In the second account, eloquently argued by Iraq Pundit, Washington Post reporter Ellen Knickmeyer reports on the increasing problem of militants dressed as policeman in Iraq acting as death squads. Her particular angle is to point at the Facilities Protection Service, known as the FPS, a unit established by Paul Bremer during the throes of the first insurgency. And to back up her claim, she quotes Iraqi Interior Minister Bayan Jabr accusing the FPS, of carrying out some of the killings widely attributed to death squads operating inside his ministry's police forces. A senior U.S. military official, speaking on condition that he not be identified further, said Saturday he believed that members of the FPS, along with private militias, were the chief culprits behind Iraq's death squads.

The only problem with this, as Iraq Pundit points out, is that Bayan Jabr has headed the Interior Ministry during the Jaafari regime. And he is considered responsible for allowing the police to become an arm of the militias in the first place.
Jabr, who allowed the police to become an apparent arm of the Shiite militias, has personal connections with the largest of those militias: He was a leader of the Badr Brigades, the Iranian-trained force of SCIRI, the Supreme Council for the Islamic Revolution in Iraq. Obviously, Jabr was an awful choice for the role of interior minister, and was a significant factor in the Jaafari regime's loss of trust and credibility. Restoring trust in the interior ministry must be a major objective of the new Maliki government.

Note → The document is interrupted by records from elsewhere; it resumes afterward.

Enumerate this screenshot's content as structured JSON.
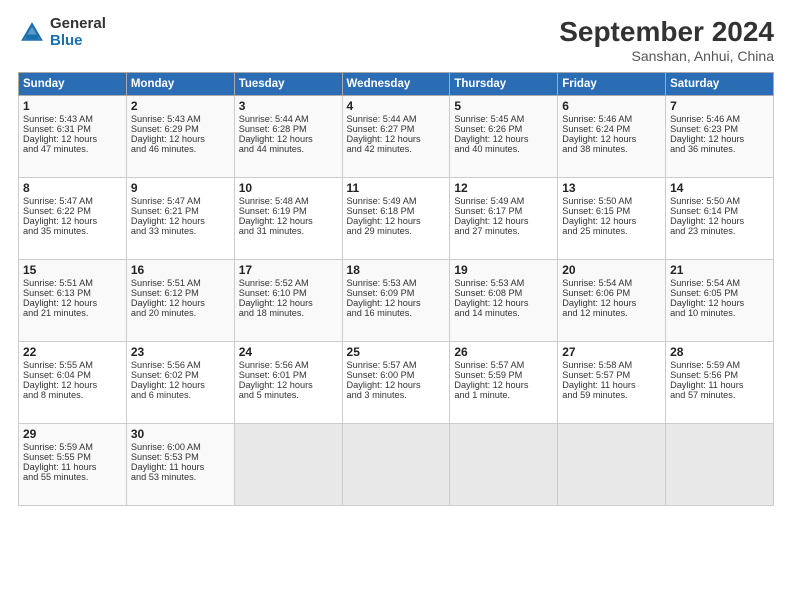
{
  "header": {
    "logo_general": "General",
    "logo_blue": "Blue",
    "title": "September 2024",
    "location": "Sanshan, Anhui, China"
  },
  "days_of_week": [
    "Sunday",
    "Monday",
    "Tuesday",
    "Wednesday",
    "Thursday",
    "Friday",
    "Saturday"
  ],
  "weeks": [
    [
      {
        "day": "1",
        "lines": [
          "Sunrise: 5:43 AM",
          "Sunset: 6:31 PM",
          "Daylight: 12 hours",
          "and 47 minutes."
        ]
      },
      {
        "day": "2",
        "lines": [
          "Sunrise: 5:43 AM",
          "Sunset: 6:29 PM",
          "Daylight: 12 hours",
          "and 46 minutes."
        ]
      },
      {
        "day": "3",
        "lines": [
          "Sunrise: 5:44 AM",
          "Sunset: 6:28 PM",
          "Daylight: 12 hours",
          "and 44 minutes."
        ]
      },
      {
        "day": "4",
        "lines": [
          "Sunrise: 5:44 AM",
          "Sunset: 6:27 PM",
          "Daylight: 12 hours",
          "and 42 minutes."
        ]
      },
      {
        "day": "5",
        "lines": [
          "Sunrise: 5:45 AM",
          "Sunset: 6:26 PM",
          "Daylight: 12 hours",
          "and 40 minutes."
        ]
      },
      {
        "day": "6",
        "lines": [
          "Sunrise: 5:46 AM",
          "Sunset: 6:24 PM",
          "Daylight: 12 hours",
          "and 38 minutes."
        ]
      },
      {
        "day": "7",
        "lines": [
          "Sunrise: 5:46 AM",
          "Sunset: 6:23 PM",
          "Daylight: 12 hours",
          "and 36 minutes."
        ]
      }
    ],
    [
      {
        "day": "8",
        "lines": [
          "Sunrise: 5:47 AM",
          "Sunset: 6:22 PM",
          "Daylight: 12 hours",
          "and 35 minutes."
        ]
      },
      {
        "day": "9",
        "lines": [
          "Sunrise: 5:47 AM",
          "Sunset: 6:21 PM",
          "Daylight: 12 hours",
          "and 33 minutes."
        ]
      },
      {
        "day": "10",
        "lines": [
          "Sunrise: 5:48 AM",
          "Sunset: 6:19 PM",
          "Daylight: 12 hours",
          "and 31 minutes."
        ]
      },
      {
        "day": "11",
        "lines": [
          "Sunrise: 5:49 AM",
          "Sunset: 6:18 PM",
          "Daylight: 12 hours",
          "and 29 minutes."
        ]
      },
      {
        "day": "12",
        "lines": [
          "Sunrise: 5:49 AM",
          "Sunset: 6:17 PM",
          "Daylight: 12 hours",
          "and 27 minutes."
        ]
      },
      {
        "day": "13",
        "lines": [
          "Sunrise: 5:50 AM",
          "Sunset: 6:15 PM",
          "Daylight: 12 hours",
          "and 25 minutes."
        ]
      },
      {
        "day": "14",
        "lines": [
          "Sunrise: 5:50 AM",
          "Sunset: 6:14 PM",
          "Daylight: 12 hours",
          "and 23 minutes."
        ]
      }
    ],
    [
      {
        "day": "15",
        "lines": [
          "Sunrise: 5:51 AM",
          "Sunset: 6:13 PM",
          "Daylight: 12 hours",
          "and 21 minutes."
        ]
      },
      {
        "day": "16",
        "lines": [
          "Sunrise: 5:51 AM",
          "Sunset: 6:12 PM",
          "Daylight: 12 hours",
          "and 20 minutes."
        ]
      },
      {
        "day": "17",
        "lines": [
          "Sunrise: 5:52 AM",
          "Sunset: 6:10 PM",
          "Daylight: 12 hours",
          "and 18 minutes."
        ]
      },
      {
        "day": "18",
        "lines": [
          "Sunrise: 5:53 AM",
          "Sunset: 6:09 PM",
          "Daylight: 12 hours",
          "and 16 minutes."
        ]
      },
      {
        "day": "19",
        "lines": [
          "Sunrise: 5:53 AM",
          "Sunset: 6:08 PM",
          "Daylight: 12 hours",
          "and 14 minutes."
        ]
      },
      {
        "day": "20",
        "lines": [
          "Sunrise: 5:54 AM",
          "Sunset: 6:06 PM",
          "Daylight: 12 hours",
          "and 12 minutes."
        ]
      },
      {
        "day": "21",
        "lines": [
          "Sunrise: 5:54 AM",
          "Sunset: 6:05 PM",
          "Daylight: 12 hours",
          "and 10 minutes."
        ]
      }
    ],
    [
      {
        "day": "22",
        "lines": [
          "Sunrise: 5:55 AM",
          "Sunset: 6:04 PM",
          "Daylight: 12 hours",
          "and 8 minutes."
        ]
      },
      {
        "day": "23",
        "lines": [
          "Sunrise: 5:56 AM",
          "Sunset: 6:02 PM",
          "Daylight: 12 hours",
          "and 6 minutes."
        ]
      },
      {
        "day": "24",
        "lines": [
          "Sunrise: 5:56 AM",
          "Sunset: 6:01 PM",
          "Daylight: 12 hours",
          "and 5 minutes."
        ]
      },
      {
        "day": "25",
        "lines": [
          "Sunrise: 5:57 AM",
          "Sunset: 6:00 PM",
          "Daylight: 12 hours",
          "and 3 minutes."
        ]
      },
      {
        "day": "26",
        "lines": [
          "Sunrise: 5:57 AM",
          "Sunset: 5:59 PM",
          "Daylight: 12 hours",
          "and 1 minute."
        ]
      },
      {
        "day": "27",
        "lines": [
          "Sunrise: 5:58 AM",
          "Sunset: 5:57 PM",
          "Daylight: 11 hours",
          "and 59 minutes."
        ]
      },
      {
        "day": "28",
        "lines": [
          "Sunrise: 5:59 AM",
          "Sunset: 5:56 PM",
          "Daylight: 11 hours",
          "and 57 minutes."
        ]
      }
    ],
    [
      {
        "day": "29",
        "lines": [
          "Sunrise: 5:59 AM",
          "Sunset: 5:55 PM",
          "Daylight: 11 hours",
          "and 55 minutes."
        ]
      },
      {
        "day": "30",
        "lines": [
          "Sunrise: 6:00 AM",
          "Sunset: 5:53 PM",
          "Daylight: 11 hours",
          "and 53 minutes."
        ]
      },
      {
        "day": "",
        "lines": []
      },
      {
        "day": "",
        "lines": []
      },
      {
        "day": "",
        "lines": []
      },
      {
        "day": "",
        "lines": []
      },
      {
        "day": "",
        "lines": []
      }
    ]
  ]
}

So that is Knickmeyer's source. Yet, in citing him in two articles, she does not reveal to her audience the conflict of interest inherent in his position, not its self serving aspect. Iraq Pundit points out:
This is an almost perfect confluence of interests. Jabr gets to use a major U.S. newspaper to minimize his record of ineptitude and/or malice, while the Post gets to tell its preferred Iraqi narrative: that the proximate cause of every Iraqi ill is the United States.

On May 14, Knickmeyer had a front-page story in the Post following up on Jabr's accusations that FPS members have been behind some of the murders. The point of the story was that the FPS was a significant force, that no one had much control over it, and that it was a legacy of bad U.S. governance.

I don't know how culpable the FPS is in the murder campaign, and neither it seems does Knickmeyer. My interest is in Knickmeyer's use of Jabr in her stories. For example, Knickmeyer never acknowledges Jabr's militia connections. I'm also struck by the manner in which Knickmeyer appears to allow Jabr to cast blame for Iraq's security problems.

Surely Knickmeyer is aware of the fact that Jabr is known to have militia connections.

Doesn't she believe her readers should be as well?

Ah, journalists and their bag of rhetorical tricks.